GDEI must go beyond mandatory training sessions and a few workshops on empathy. As microcosms of society at large, organizations must recognize their role in the community and create safe spaces for employees to feel accepted, empowering them to not only exist, but thrive.

This year, Zendesk introduced a concept called “Empathy Circles.” With multiple crises affecting our employees, we felt an urgent need to create safe spaces where our people could share, feel heard, learn and support each other, discussing issues that affect them and their communities. By welcoming more than 800 participants across the globe and having strong involvement from senior leadership, we created an open environment for employees to share ideas for a more inclusive and equitable workplace.
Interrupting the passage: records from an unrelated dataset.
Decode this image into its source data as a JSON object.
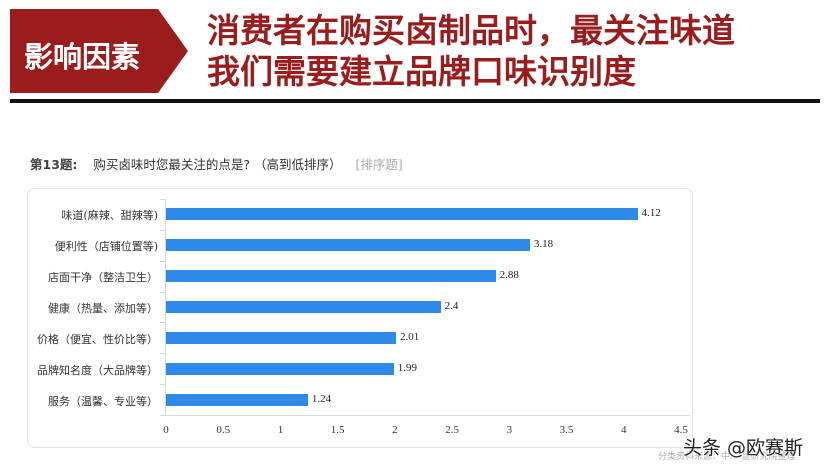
{
  "header": {
    "badge_label": "影响因素",
    "badge_color": "#9b1c1c",
    "headline_line1": "消费者在购买卤制品时，最关注味道",
    "headline_line2": "我们需要建立品牌口味识别度",
    "headline_color": "#9b1c1c"
  },
  "question": {
    "number": "第13题:",
    "text": "购买卤味时您最关注的点是? （高到低排序）",
    "type": "[排序题]"
  },
  "chart_data": {
    "type": "bar",
    "orientation": "horizontal",
    "title": "第13题: 购买卤味时您最关注的点是? （高到低排序） [排序题]",
    "categories": [
      "味道(麻辣、甜辣等)",
      "便利性（店铺位置等)",
      "店面干净（整洁卫生）",
      "健康（热量、添加等）",
      "价格（便宜、性价比等）",
      "品牌知名度（大品牌等）",
      "服务（温馨、专业等）"
    ],
    "values": [
      4.12,
      3.18,
      2.88,
      2.4,
      2.01,
      1.99,
      1.24
    ],
    "value_labels": [
      "4.12",
      "3.18",
      "2.88",
      "2.4",
      "2.01",
      "1.99",
      "1.24"
    ],
    "xlabel": "",
    "ylabel": "",
    "xlim": [
      0,
      4.5
    ],
    "x_ticks": [
      "0",
      "0.5",
      "1",
      "1.5",
      "2",
      "2.5",
      "3",
      "3.5",
      "4",
      "4.5"
    ],
    "bar_color": "#2f89e8",
    "grid": false,
    "legend": "none"
  },
  "footer": {
    "source": "分类资料来源：中... 显研究院整理",
    "watermark": "头条 @欧赛斯"
  }
}
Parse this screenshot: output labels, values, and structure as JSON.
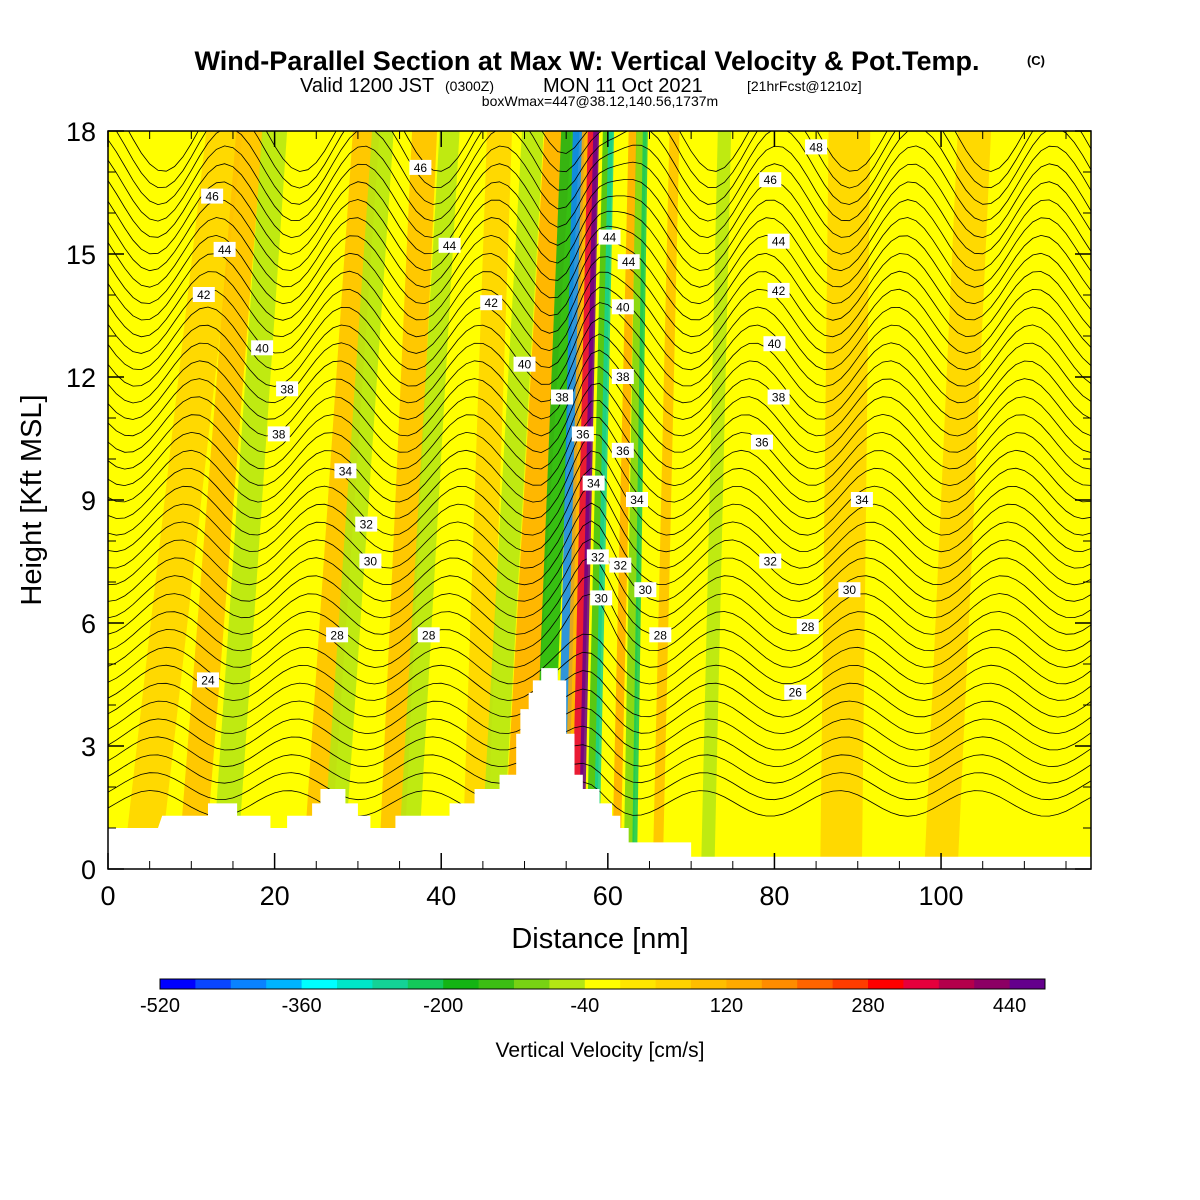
{
  "title": {
    "main": "Wind-Parallel Section at Max W: Vertical Velocity & Pot.Temp.",
    "copyright": "(C)",
    "valid_prefix": "Valid 1200 JST",
    "valid_utc": "(0300Z)",
    "valid_date": "MON 11 Oct 2021",
    "forecast": "[21hrFcst@1210z]",
    "box_info": "boxWmax=447@38.12,140.56,1737m"
  },
  "chart_data": {
    "type": "heatmap",
    "title": "Wind-Parallel Section at Max W: Vertical Velocity & Pot.Temp.",
    "xlabel": "Distance [nm]",
    "ylabel": "Height [Kft MSL]",
    "xlim": [
      0,
      118
    ],
    "ylim": [
      0,
      18
    ],
    "x_ticks": [
      "0",
      "20",
      "40",
      "60",
      "80",
      "100"
    ],
    "y_ticks": [
      "0",
      "3",
      "6",
      "9",
      "12",
      "15",
      "18"
    ],
    "x_tick_values": [
      0,
      20,
      40,
      60,
      80,
      100
    ],
    "y_tick_values": [
      0,
      3,
      6,
      9,
      12,
      15,
      18
    ],
    "grid": false,
    "terrain_profile": [
      [
        0,
        1.0
      ],
      [
        6,
        1.0
      ],
      [
        6.5,
        1.3
      ],
      [
        12,
        1.3
      ],
      [
        12,
        1.6
      ],
      [
        15.5,
        1.6
      ],
      [
        15.5,
        1.3
      ],
      [
        19.5,
        1.3
      ],
      [
        19.5,
        1.0
      ],
      [
        21.5,
        1.0
      ],
      [
        21.5,
        1.3
      ],
      [
        24.5,
        1.3
      ],
      [
        24.5,
        1.6
      ],
      [
        25.5,
        1.6
      ],
      [
        25.5,
        1.95
      ],
      [
        28.5,
        1.95
      ],
      [
        28.5,
        1.6
      ],
      [
        30,
        1.6
      ],
      [
        30,
        1.3
      ],
      [
        31.5,
        1.3
      ],
      [
        31.5,
        1.0
      ],
      [
        34.5,
        1.0
      ],
      [
        34.5,
        1.3
      ],
      [
        41,
        1.3
      ],
      [
        41,
        1.6
      ],
      [
        44,
        1.6
      ],
      [
        44,
        1.95
      ],
      [
        47,
        1.95
      ],
      [
        47,
        2.3
      ],
      [
        49,
        2.3
      ],
      [
        49,
        3.3
      ],
      [
        49.5,
        3.3
      ],
      [
        49.5,
        3.9
      ],
      [
        50.5,
        3.9
      ],
      [
        50.5,
        4.3
      ],
      [
        51,
        4.3
      ],
      [
        51,
        4.6
      ],
      [
        52,
        4.6
      ],
      [
        52,
        4.9
      ],
      [
        54,
        4.9
      ],
      [
        54,
        4.6
      ],
      [
        55,
        4.6
      ],
      [
        55,
        3.3
      ],
      [
        56,
        3.3
      ],
      [
        56,
        2.3
      ],
      [
        57,
        2.3
      ],
      [
        57,
        1.95
      ],
      [
        59,
        1.95
      ],
      [
        59,
        1.6
      ],
      [
        60.5,
        1.6
      ],
      [
        60.5,
        1.3
      ],
      [
        61.5,
        1.3
      ],
      [
        61.5,
        1.0
      ],
      [
        62.5,
        1.0
      ],
      [
        62.5,
        0.65
      ],
      [
        66,
        0.65
      ],
      [
        66,
        0.65
      ],
      [
        70,
        0.65
      ],
      [
        70,
        0.3
      ],
      [
        118,
        0.3
      ]
    ],
    "velocity_field_summary": [
      {
        "x": 55.2,
        "w": -500
      },
      {
        "x": 57.0,
        "w": 440
      },
      {
        "x": 59.2,
        "w": -200
      },
      {
        "x": 63.5,
        "w": -160
      },
      {
        "x": 50.0,
        "w": 120
      }
    ],
    "colorbar": {
      "title": "Vertical Velocity [cm/s]",
      "levels": [
        -520,
        -480,
        -440,
        -400,
        -360,
        -320,
        -280,
        -240,
        -200,
        -160,
        -120,
        -80,
        -40,
        0,
        40,
        80,
        120,
        160,
        200,
        240,
        280,
        320,
        360,
        400,
        440,
        480
      ],
      "colors": [
        "#0000ff",
        "#0a46ff",
        "#0a82ff",
        "#00b4ff",
        "#00ffff",
        "#00e6c8",
        "#14d296",
        "#14c85a",
        "#14b414",
        "#3cbe14",
        "#78d214",
        "#b4e614",
        "#ffff00",
        "#ffe600",
        "#ffd200",
        "#ffbe00",
        "#ffaa00",
        "#ff8c00",
        "#ff6400",
        "#ff3c00",
        "#ff0000",
        "#e6003c",
        "#b4004b",
        "#8c0064",
        "#64008c"
      ],
      "tick_labels": [
        "-520",
        "-360",
        "-200",
        "-40",
        "120",
        "280",
        "440"
      ],
      "tick_values": [
        -520,
        -360,
        -200,
        -40,
        120,
        280,
        440
      ]
    },
    "contour_labels": [
      {
        "text": "46",
        "x": 12.5,
        "y": 16.4
      },
      {
        "text": "44",
        "x": 14,
        "y": 15.1
      },
      {
        "text": "42",
        "x": 11.5,
        "y": 14.0
      },
      {
        "text": "40",
        "x": 18.5,
        "y": 12.7
      },
      {
        "text": "38",
        "x": 21.5,
        "y": 11.7
      },
      {
        "text": "38",
        "x": 20.5,
        "y": 10.6
      },
      {
        "text": "34",
        "x": 28.5,
        "y": 9.7
      },
      {
        "text": "32",
        "x": 31,
        "y": 8.4
      },
      {
        "text": "30",
        "x": 31.5,
        "y": 7.5
      },
      {
        "text": "28",
        "x": 27.5,
        "y": 5.7
      },
      {
        "text": "28",
        "x": 38.5,
        "y": 5.7
      },
      {
        "text": "24",
        "x": 12,
        "y": 4.6
      },
      {
        "text": "46",
        "x": 37.5,
        "y": 17.1
      },
      {
        "text": "44",
        "x": 41,
        "y": 15.2
      },
      {
        "text": "42",
        "x": 46,
        "y": 13.8
      },
      {
        "text": "40",
        "x": 50,
        "y": 12.3
      },
      {
        "text": "38",
        "x": 54.5,
        "y": 11.5
      },
      {
        "text": "36",
        "x": 57,
        "y": 10.6
      },
      {
        "text": "34",
        "x": 58.3,
        "y": 9.4
      },
      {
        "text": "32",
        "x": 58.8,
        "y": 7.6
      },
      {
        "text": "30",
        "x": 59.2,
        "y": 6.6
      },
      {
        "text": "44",
        "x": 60.2,
        "y": 15.4
      },
      {
        "text": "44",
        "x": 62.5,
        "y": 14.8
      },
      {
        "text": "40",
        "x": 61.8,
        "y": 13.7
      },
      {
        "text": "38",
        "x": 61.8,
        "y": 12.0
      },
      {
        "text": "36",
        "x": 61.8,
        "y": 10.2
      },
      {
        "text": "34",
        "x": 63.5,
        "y": 9.0
      },
      {
        "text": "32",
        "x": 61.5,
        "y": 7.4
      },
      {
        "text": "30",
        "x": 64.5,
        "y": 6.8
      },
      {
        "text": "28",
        "x": 66.3,
        "y": 5.7
      },
      {
        "text": "48",
        "x": 85,
        "y": 17.6
      },
      {
        "text": "46",
        "x": 79.5,
        "y": 16.8
      },
      {
        "text": "44",
        "x": 80.5,
        "y": 15.3
      },
      {
        "text": "42",
        "x": 80.5,
        "y": 14.1
      },
      {
        "text": "40",
        "x": 80,
        "y": 12.8
      },
      {
        "text": "38",
        "x": 80.5,
        "y": 11.5
      },
      {
        "text": "36",
        "x": 78.5,
        "y": 10.4
      },
      {
        "text": "34",
        "x": 90.5,
        "y": 9.0
      },
      {
        "text": "32",
        "x": 79.5,
        "y": 7.5
      },
      {
        "text": "30",
        "x": 89,
        "y": 6.8
      },
      {
        "text": "28",
        "x": 84,
        "y": 5.9
      },
      {
        "text": "26",
        "x": 82.5,
        "y": 4.3
      }
    ]
  }
}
6. There’s strength in numbers

Finally, I am carving out time to be more consultative of what leaders in other teams are experiencing and what I can learn from them. I have valued authentic conversations with other talent leaders across my organization to better understand how they are approaching challenges and what we can share as emerging best practices.

A great example is forming a “brain trust” with other leaders across teams to understand how they will define and deliver greater flexibility for their employees.

If I have learned one thing this year, it’s that everyone is elevated if we continue to think outside of ourselves. We are all navigating these new waters together. I welcome 2021 and believe that, one day, we will look back and realize what an incredible transformation the world and our workplace underwent this year, and we will all be better for it.


Fidelma Butler is vice president of talent & organization development and centre of excellence integration at Zendesk.